Even if the problems associated with automated tracing techniques are overcome through improved technologies, it is likely that no algorithm will ever be able to 100% detect all the complexities of the activities and trips made by people; e.g., multi-stop activities, short drop-off activities, and other random-like patterns are likely to remain difficult to detect automatically.
Perhaps more importantly, there are activity-trip diary elements that are difficult if not impossible to trace with GPS, including involved persons (unless perhaps, everyone was GPS traced), activity types (or trip purposes), and the underlying motives and decision processes that underlie observed patterns captured by diaries. This includes the Who, What, When, Why, and How, not just the Where—five additional elements that could vastly expand the value of such a system for a very wide variety of applications. What is a person doing? (Stationary activity, exercising, travelling, etc.) How did they get there? (By car, walk, bike, etc.) When and how long have they been doing it? With whom? Why are they doing it? (Shopping, working, routine, etc.) Even more valuable is the tracking and display of these answers for an entire day or week. Although the demand for this information has been ever increasing in the quest to better understand and forecast travel behaviour, there are few solutions aimed at processing person-based data to provide a more detailed accounting of a person's behaviour beyond just location.

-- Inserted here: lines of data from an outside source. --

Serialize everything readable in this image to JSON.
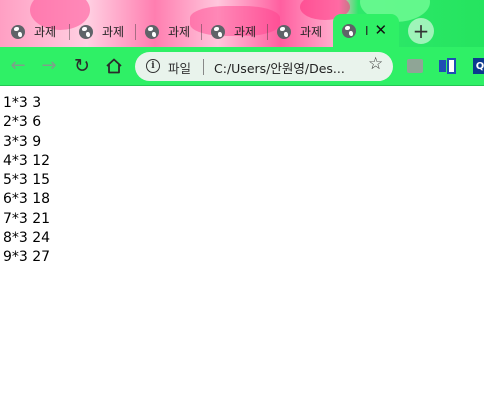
{
  "tabs": [
    {
      "title": "과제"
    },
    {
      "title": "과제"
    },
    {
      "title": "과제"
    },
    {
      "title": "과제"
    },
    {
      "title": "과제"
    },
    {
      "title": "I",
      "active": true
    }
  ],
  "toolbar": {
    "back_icon": "back-arrow-icon",
    "forward_icon": "forward-arrow-icon",
    "reload_icon": "reload-icon",
    "home_icon": "home-icon"
  },
  "omnibox": {
    "scheme_label": "파일",
    "url": "C:/Users/안원영/Des..."
  },
  "extensions": [
    {
      "label": "",
      "icon": "extension-gray-icon"
    },
    {
      "label": "",
      "icon": "extension-blue-icon"
    },
    {
      "label": "Q",
      "icon": "extension-q-icon"
    }
  ],
  "content": {
    "lines": [
      "1*3 3",
      "2*3 6",
      "3*3 9",
      "4*3 12",
      "5*3 15",
      "6*3 18",
      "7*3 21",
      "8*3 24",
      "9*3 27"
    ]
  },
  "colors": {
    "toolbar": "#2ff066",
    "active_tab": "#2ff066",
    "omnibox": "#e9f3ec"
  }
}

However, some are going beyond the detection of observable patterns based on GPS, and have demonstrated potential for automated detection of attributes such as trip purpose as inferred from underlying land-use data and even underlying activity scheduling decisions such as activity-travel modifications and impulsive decisions. As a result, a hybrid class of location data supported diary surveys is emerging that combine passive tracing for the detection of a portion of peoples' activity-trip pattern, followed by an active and explicit attempt to prompt users to recall undetected elements and supplemental information. This hybrid design can be termed a “Prompted Recall” survey. Such surveys recognize that, rather than relying on time-consuming manual inspection and interpretation of GPS- or cellular-traced data to determine a person's activity-travel pattern (including interpreting gaps and detecting activities and trips), the real “experts” on the patterns is approached to do so: the persons themselves.
What is needed therefore is a method, system and computer program for monitoring human activity utilizing location data that overcomes the limitations and drawbacks of the prior art.